Visa, the weakest hypothesis.
Digital payments will continue displacing cash globally and card networks will capture that growth.
- Confirming signals: 2026 is the first year in history when more than half of global consumer payments use card credentials. Sixty percent of the global population is expected to use digital wallets this year.
- Falsifying signals: This is where the cracks show. India's UPI system processes thirteen billion real-time transactions per month, seventy-one percent of all transactions in the country. Credit card market share in India fell from forty-three percent in 2018 to twenty-one percent in 2024. Brazil's Pix is following the same playbook. In the US, FedNow has over fifteen hundred participating institutions, up forty-four percent year over year. None of these are triggering yet. FedNow's share of consumer point-of-sale payments is near zero. But India built a national payment rail that bypasses card networks entirely, and the question is whether other markets follow.
- Status: Active, but the closest to weakening of any hypothesis in my portfolio. Confirming and falsifying signals are active simultaneously.

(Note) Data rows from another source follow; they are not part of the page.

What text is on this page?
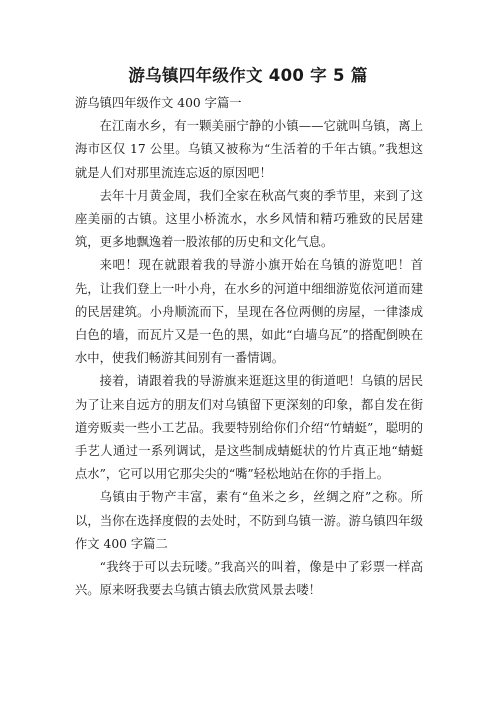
游乌镇四年级作文 400 字 5 篇

游乌镇四年级作文 400 字篇一

在江南水乡，有一颗美丽宁静的小镇——它就叫乌镇，离上海市区仅 17 公里。乌镇又被称为“生活着的千年古镇。”我想这就是人们对那里流连忘返的原因吧！

去年十月黄金周，我们全家在秋高气爽的季节里，来到了这座美丽的古镇。这里小桥流水，水乡风情和精巧雅致的民居建筑，更多地飘逸着一股浓郁的历史和文化气息。

来吧！现在就跟着我的导游小旗开始在乌镇的游览吧！首先，让我们登上一叶小舟，在水乡的河道中细细游览依河道而建的民居建筑。小舟顺流而下，呈现在各位两侧的房屋，一律漆成白色的墙，而瓦片又是一色的黑，如此“白墙乌瓦”的搭配倒映在水中，使我们畅游其间别有一番情调。

接着，请跟着我的导游旗来逛逛这里的街道吧！乌镇的居民为了让来自远方的朋友们对乌镇留下更深刻的印象，都自发在街道旁贩卖一些小工艺品。我要特别给你们介绍“竹蜻蜓”，聪明的手艺人通过一系列调试，是这些制成蜻蜓状的竹片真正地“蜻蜓点水”，它可以用它那尖尖的“嘴”轻松地站在你的手指上。

乌镇由于物产丰富，素有“鱼米之乡，丝绸之府”之称。所以，当你在选择度假的去处时，不防到乌镇一游。游乌镇四年级作文 400 字篇二

“我终于可以去玩喽。”我高兴的叫着，像是中了彩票一样高兴。原来呀我要去乌镇古镇去欣赏风景去喽！
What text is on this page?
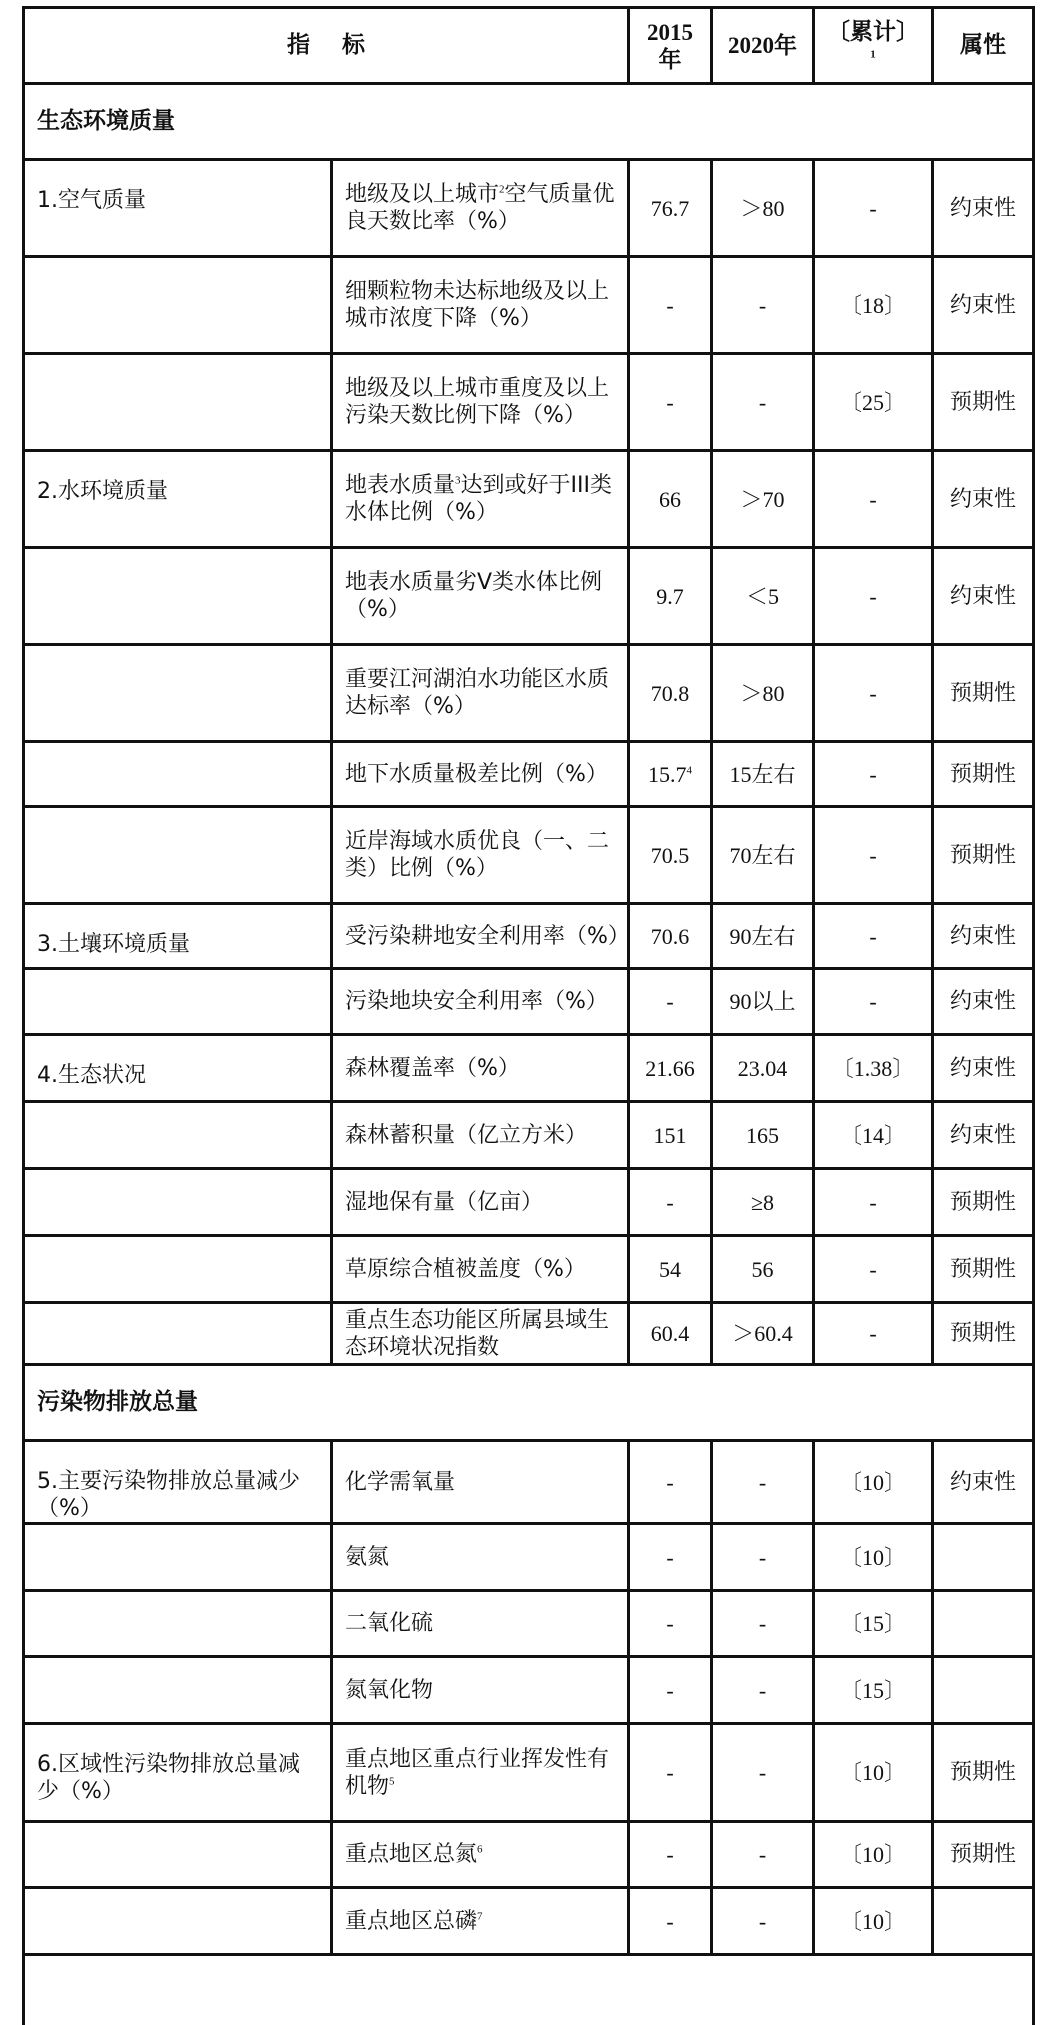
指    标		2015年	2020年	〔累计〕$^1$	属性
生态环境质量					
1.空气质量	地级及以上城市$^2$空气质量优良天数比率（%）	76.7	＞80	-	约束性
	细颗粒物未达标地级及以上城市浓度下降（%）	-	-	〔18〕	约束性
	地级及以上城市重度及以上污染天数比例下降（%）	-	-	〔25〕	预期性
2.水环境质量	地表水质量$^3$达到或好于III类水体比例（%）	66	＞70	-	约束性
	地表水质量劣V类水体比例（%）	9.7	＜5	-	约束性
	重要江河湖泊水功能区水质达标率（%）	70.8	＞80	-	预期性
	地下水质量极差比例（%）	15.7$^4$	15左右	-	预期性
	近岸海域水质优良（一、二类）比例（%）	70.5	70左右	-	预期性
3.土壤环境质量	受污染耕地安全利用率（%）	70.6	90左右	-	约束性
	污染地块安全利用率（%）	-	90以上	-	约束性
4.生态状况	森林覆盖率（%）	21.66	23.04	〔1.38〕	约束性
	森林蓄积量（亿立方米）	151	165	〔14〕	约束性
	湿地保有量（亿亩）	-	≥8	-	预期性
	草原综合植被盖度（%）	54	56	-	预期性
	重点生态功能区所属县域生态环境状况指数	60.4	＞60.4	-	预期性
污染物排放总量					
5.主要污染物排放总量减少（%）	化学需氧量	-	-	〔10〕	约束性
	氨氮	-	-	〔10〕	
	二氧化硫	-	-	〔15〕	
	氮氧化物	-	-	〔15〕	
6.区域性污染物排放总量减少（%）	重点地区重点行业挥发性有机物$^5$	-	-	〔10〕	预期性
	重点地区总氮$^6$	-	-	〔10〕	预期性
	重点地区总磷$^7$	-	-	〔10〕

Both companies score well. Both passed the same quantitative and strategic evaluation. But the conviction behind each position is fundamentally different, and the hypothesis makes that difference visible in a way the scores alone cannot.
What hypotheses do not do
They do not change the scores. A great hypothesis does not save a company with a score total below 3.0. They do not determine position sizing; the scores and classification do that. And they do not add a top-down screening step. The framework remains bottom-up: screen the universe, score the companies, then document the belief that explains why you looked at this company in the first place.
Not every position needs a macro hypothesis. Some businesses are structural. The world needs credit scoring regardless of what happens with AI or autonomous vehicles or interest rates. Those positions get tagged as structural with a one-line reason. Structural does not mean unmonitored. It means the demand is permanent, not that the position is risk-free. The monitoring shifts from macro signals to company-specific risk: can someone else capture that structural demand? Is regulation changing who provides it?
What I know now
After building this layer, I can see things the scores alone could not show me. I can see that my insurance stack (three companies, twenty-five percent of the portfolio) shares risk at the industry level even though two of them depend on the same macro hypothesis and one is structural. I can see that Visa is the position where I should pay the most attention, not because the score is low, but because the world might be moving in a direction that bypasses the company's moat entirely. And I can see that Veeva is the position where my conviction is highest, backed by the most concrete evidence, on a timeline I can actually verify.
The hypothesis is the thing I check when the stock drops thirty percent and I need to decide whether this is panic or a broken thesis. The score tells me what happened. The hypothesis tells me whether what happened matters.